The spirituality of Taekwondo

Originally Appeared in : 9906-3/14/19

Having a toddler race toward you with a Tinker Toy sword shouting “ninja” may sound harmless, but it’s more harrowing than you might think. Especially, when you’re certain he’s not only confident in his abilities, but also full of his mother’s follow-through for getting things done.


“No Isaac, no ninja,” I said.


“Yes sir” he replied, hands by his side as if he’d correctly completed a lesson from Mr. Miyagi.


Thanks to a free month trial from a local Taekwondo studio, the martial arts had found their way to the Halcombe house.
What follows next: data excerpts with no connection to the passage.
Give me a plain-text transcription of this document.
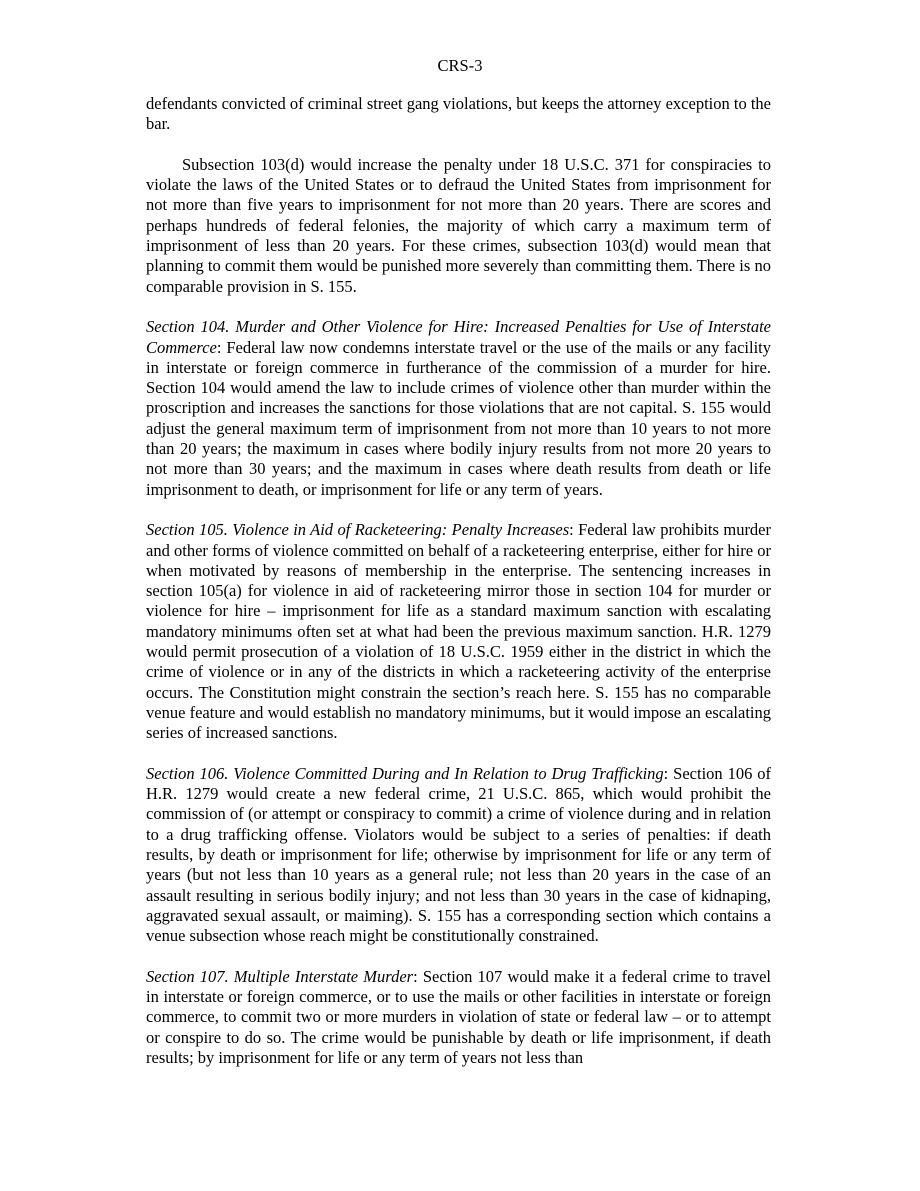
CRS-3

defendants convicted of criminal street gang violations, but keeps the attorney exception to the bar.

Subsection 103(d) would increase the penalty under 18 U.S.C. 371 for conspiracies to violate the laws of the United States or to defraud the United States from imprisonment for not more than five years to imprisonment for not more than 20 years. There are scores and perhaps hundreds of federal felonies, the majority of which carry a maximum term of imprisonment of less than 20 years. For these crimes, subsection 103(d) would mean that planning to commit them would be punished more severely than committing them. There is no comparable provision in S. 155.

Section 104. Murder and Other Violence for Hire: Increased Penalties for Use of Interstate Commerce: Federal law now condemns interstate travel or the use of the mails or any facility in interstate or foreign commerce in furtherance of the commission of a murder for hire. Section 104 would amend the law to include crimes of violence other than murder within the proscription and increases the sanctions for those violations that are not capital. S. 155 would adjust the general maximum term of imprisonment from not more than 10 years to not more than 20 years; the maximum in cases where bodily injury results from not more 20 years to not more than 30 years; and the maximum in cases where death results from death or life imprisonment to death, or imprisonment for life or any term of years.

Section 105. Violence in Aid of Racketeering: Penalty Increases: Federal law prohibits murder and other forms of violence committed on behalf of a racketeering enterprise, either for hire or when motivated by reasons of membership in the enterprise. The sentencing increases in section 105(a) for violence in aid of racketeering mirror those in section 104 for murder or violence for hire – imprisonment for life as a standard maximum sanction with escalating mandatory minimums often set at what had been the previous maximum sanction. H.R. 1279 would permit prosecution of a violation of 18 U.S.C. 1959 either in the district in which the crime of violence or in any of the districts in which a racketeering activity of the enterprise occurs. The Constitution might constrain the section’s reach here. S. 155 has no comparable venue feature and would establish no mandatory minimums, but it would impose an escalating series of increased sanctions.

Section 106. Violence Committed During and In Relation to Drug Trafficking: Section 106 of H.R. 1279 would create a new federal crime, 21 U.S.C. 865, which would prohibit the commission of (or attempt or conspiracy to commit) a crime of violence during and in relation to a drug trafficking offense. Violators would be subject to a series of penalties: if death results, by death or imprisonment for life; otherwise by imprisonment for life or any term of years (but not less than 10 years as a general rule; not less than 20 years in the case of an assault resulting in serious bodily injury; and not less than 30 years in the case of kidnaping, aggravated sexual assault, or maiming). S. 155 has a corresponding section which contains a venue subsection whose reach might be constitutionally constrained.

Section 107. Multiple Interstate Murder: Section 107 would make it a federal crime to travel in interstate or foreign commerce, or to use the mails or other facilities in interstate or foreign commerce, to commit two or more murders in violation of state or federal law – or to attempt or conspire to do so. The crime would be punishable by death or life imprisonment, if death results; by imprisonment for life or any term of years not less than
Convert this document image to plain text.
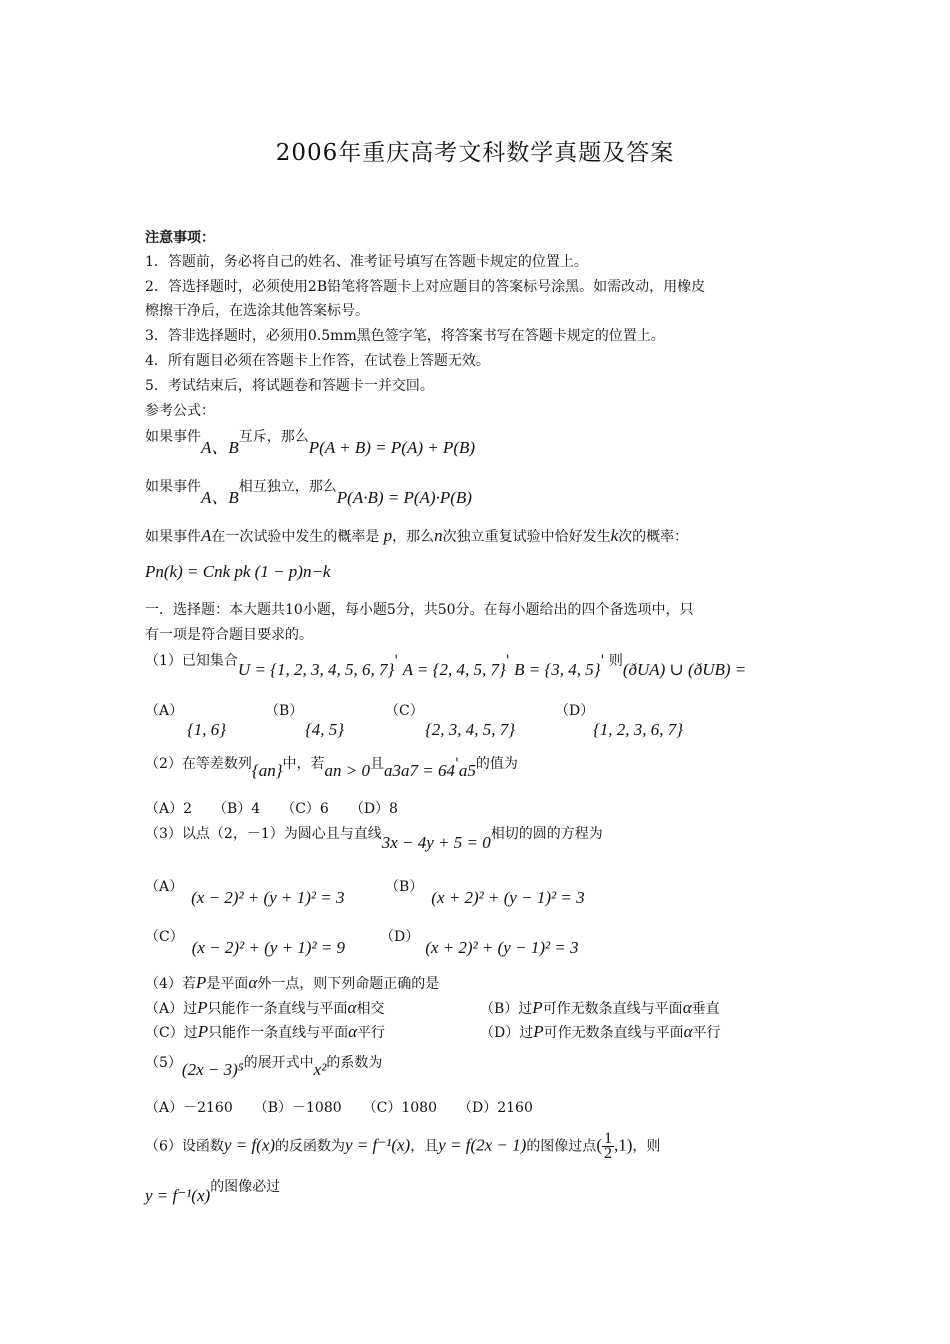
2006年重庆高考文科数学真题及答案
注意事项：
1．答题前，务必将自己的姓名、准考证号填写在答题卡规定的位置上。
2．答选择题时，必须使用2B铅笔将答题卡上对应题目的答案标号涂黑。如需改动，用橡皮
檫擦干净后，在选涂其他答案标号。
3．答非选择题时，必须用0.5mm黑色签字笔，将答案书写在答题卡规定的位置上。
4．所有题目必须在答题卡上作答，在试卷上答题无效。
5．考试结束后，将试题卷和答题卡一并交回。
参考公式：
如果事件A、B互斥，那么P(A + B) = P(A) + P(B)
如果事件A、B相互独立，那么P(A·B) = P(A)·P(B)
如果事件A在一次试验中发生的概率是 p，那么n次独立重复试验中恰好发生k次的概率：
Pn(k) = Cnk pk (1 − p)n−k
一．选择题：本大题共10小题，每小题5分，共50分。在每小题给出的四个备选项中，只
有一项是符合题目要求的。
（1）已知集合U = {1, 2, 3, 4, 5, 6, 7}' A = {2, 4, 5, 7}' B = {3, 4, 5}' 则(ðUA) ∪ (ðUB) =
（A）
{1, 6}
（B）
{4, 5}
（C）
{2, 3, 4, 5, 7}
（D）
{1, 2, 3, 6, 7}
（2）在等差数列{an}中，若an > 0且a3a7 = 64'a5的值为
（A）2　　（B）4　　（C）6　　（D）8
（3）以点（2，－1）为圆心且与直线3x − 4y + 5 = 0相切的圆的方程为
（A）(x − 2)² + (y + 1)² = 3
（B）(x + 2)² + (y − 1)² = 3
（C）(x − 2)² + (y + 1)² = 9
（D）(x + 2)² + (y − 1)² = 3
（4）若P是平面α外一点，则下列命题正确的是
（A）过P只能作一条直线与平面α相交	（B）过P可作无数条直线与平面α垂直
（C）过P只能作一条直线与平面α平行	（D）过P可作无数条直线与平面α平行
（5）(2x − 3)⁵的展开式中x²的系数为
（A）－2160　　（B）－1080　　（C）1080　　（D）2160
（6）设函数y = f(x)的反函数为y = f⁻¹(x)，且y = f(2x − 1)的图像过点( $\frac{1}{2} ,1$)，则
y = f⁻¹(x)的图像必过
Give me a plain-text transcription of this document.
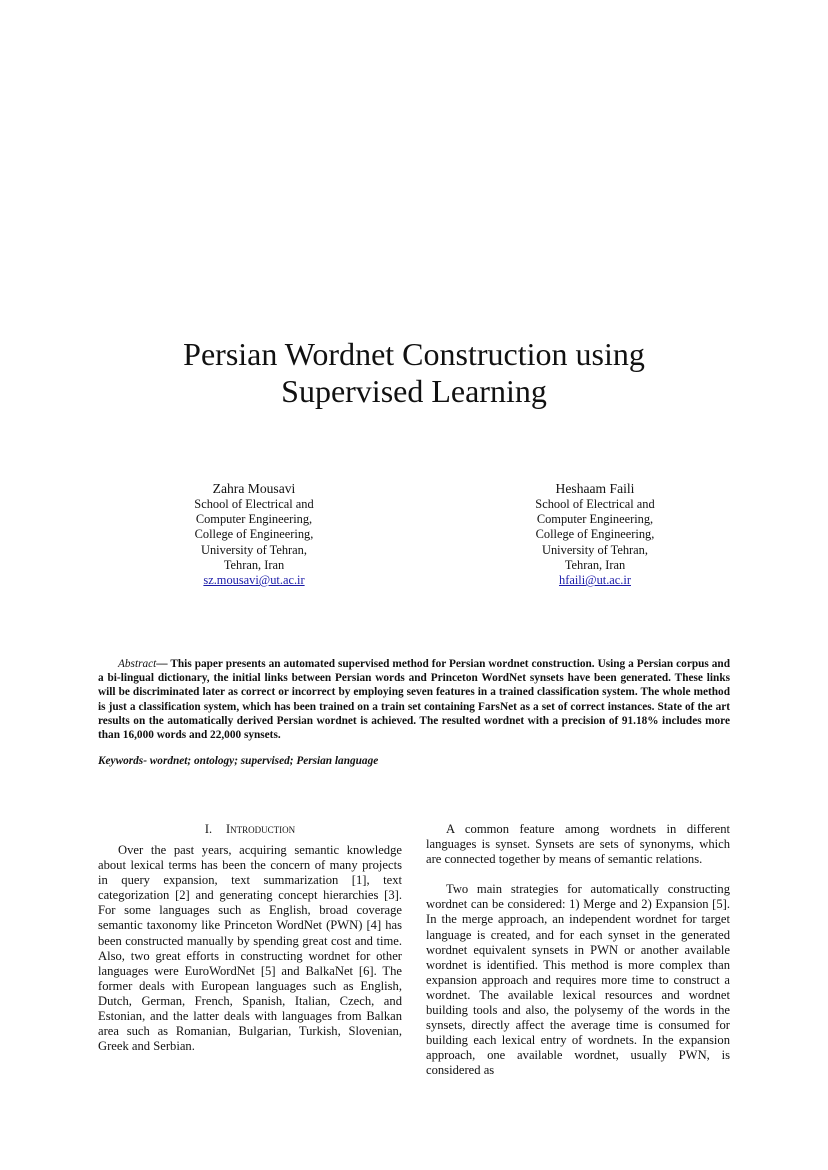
Persian Wordnet Construction using
Supervised Learning
Zahra Mousavi
School of Electrical and
Computer Engineering,
College of Engineering,
University of Tehran,
Tehran, Iran
sz.mousavi@ut.ac.ir
Heshaam Faili
School of Electrical and
Computer Engineering,
College of Engineering,
University of Tehran,
Tehran, Iran
hfaili@ut.ac.ir

Abstract— This paper presents an automated supervised method for Persian wordnet construction. Using a Persian corpus and a bi-lingual dictionary, the initial links between Persian words and Princeton WordNet synsets have been generated. These links will be discriminated later as correct or incorrect by employing seven features in a trained classification system. The whole method is just a classification system, which has been trained on a train set containing FarsNet as a set of correct instances. State of the art results on the automatically derived Persian wordnet is achieved. The resulted wordnet with a precision of 91.18% includes more than 16,000 words and 22,000 synsets.

Keywords- wordnet; ontology; supervised; Persian language

I. Introduction

Over the past years, acquiring semantic knowledge about lexical terms has been the concern of many projects in query expansion, text summarization [1], text categorization [2] and generating concept hierarchies [3]. For some languages such as English, broad coverage semantic taxonomy like Princeton WordNet (PWN) [4] has been constructed manually by spending great cost and time. Also, two great efforts in constructing wordnet for other languages were EuroWordNet [5] and BalkaNet [6]. The former deals with European languages such as English, Dutch, German, French, Spanish, Italian, Czech, and Estonian, and the latter deals with languages from Balkan area such as Romanian, Bulgarian, Turkish, Slovenian, Greek and Serbian.

A common feature among wordnets in different languages is synset. Synsets are sets of synonyms, which are connected together by means of semantic relations.

Two main strategies for automatically constructing wordnet can be considered: 1) Merge and 2) Expansion [5]. In the merge approach, an independent wordnet for target language is created, and for each synset in the generated wordnet equivalent synsets in PWN or another available wordnet is identified. This method is more complex than expansion approach and requires more time to construct a wordnet. The available lexical resources and wordnet building tools and also, the polysemy of the words in the synsets, directly affect the average time is consumed for building each lexical entry of wordnets. In the expansion approach, one available wordnet, usually PWN, is considered as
Besides the customary kicks, punches and running around paired with shouts of “hi-yah,” any reply to Magan or myself was concluded with an equally loud “yes ma’am” or “yes sir” all thanks to Master Cordry, their instructor.


For the first two-and-a-half weeks, I had to regularly request that all of Cherokee Rose Taekwondo’s newest white-belts-in-training refrain from single, double or reverse kick/block/punch/rolls near our TV. In their defense, they were simply trying to show off their new moves to their Pops but, ever the overcautious dad, I didn’t want their moves to precipitate a trip to the store to buy a new TV with all of our Hi-Yah savings.


Breakfast time included repetition of the Korean number system or an obscure passage from the Book of Numbers (hana, dul, set, net, daseot, yeoseot, ilgop, yeodeol, ahop, yeol) by everyone, including Taekwondo spectators AnnaMarie and Isaac, while I hollered the third verse of the Taekwondo Student Oath, “I will not misuse Taekwondo,” in any direction where loud noises and potential violations were taking place across the house and yard.


It wasn’t until the President’s Day holiday that I finally got the opportunity to witness their training firsthand, and in the first minutes it looked like all they were going to do was beat on punch dummies and roll around the floor in search of a staph infection. Master Cordry was wrapping up paperwork tied to a tournament that had taken place the previous weekend, and only spoke briefly to Simon, Jesse and Eli as she let them continue to free range.


I was starting to get suspicious of the whole training session until Master Cordry walked to the center of the mat and called her three pupils to attention. They all marched to their individual squares, and began their exercises in earnest.


By the end of the hour-long lesson, the boys were Chungi-ing here and walking across a fictitious creek there and, most importantly, heeding every one of Master Cordry’s commands like they were close to taking on Cobra Kai’s Johnny Lawrence in the All Valley finals.


With the month near a close, and the free trial about to conclude, it was a no-brainer to start paying for Master Cordry’s services (not to mention she gives a ridiculous discount for large families).


Magan’s and my interest in continuing the training had little to do with creating a Catholic version of the Teenage Mutant Ninja Turtles (although that sounds really cool now that I mention it), and everything to do with teaching them a valuable lesson that could impact both their day-to-day lives and their faith lives.


Respect, self-control and discipline are at the core of our walk as Catholics, whether through adherence to the Ten Commandments, regular prayer of the Rosary, or participation in activities like Adoration or Holy Days of Obligation.


Titus 1:8 calls for us to be “one who loves what is good, who is self-controlled, upright, holy and disciplined.” In a similar way, 2 Timothy 1:7 says “For the Spirit God gave us does not make us timid, but gives us power, love and self-discipline.”


Just like the boys are seeing the self-control, discipline and respect associated with Taekwondo, Magan and I hope they realize that when they harness that power for God’s will, great things, miracles even, can happen in their lives and for others.


For now, though, I think I’m about to have to remind Isaac about that third verse of the Student’s Oath and pray I get a “yes sir” in return, or risk a Tinker Toy knot on my noggin.


Jason Halcombe has five sons and two daughters. He and his wife, Magan, are members of Immaculate Conception Church, Dublin.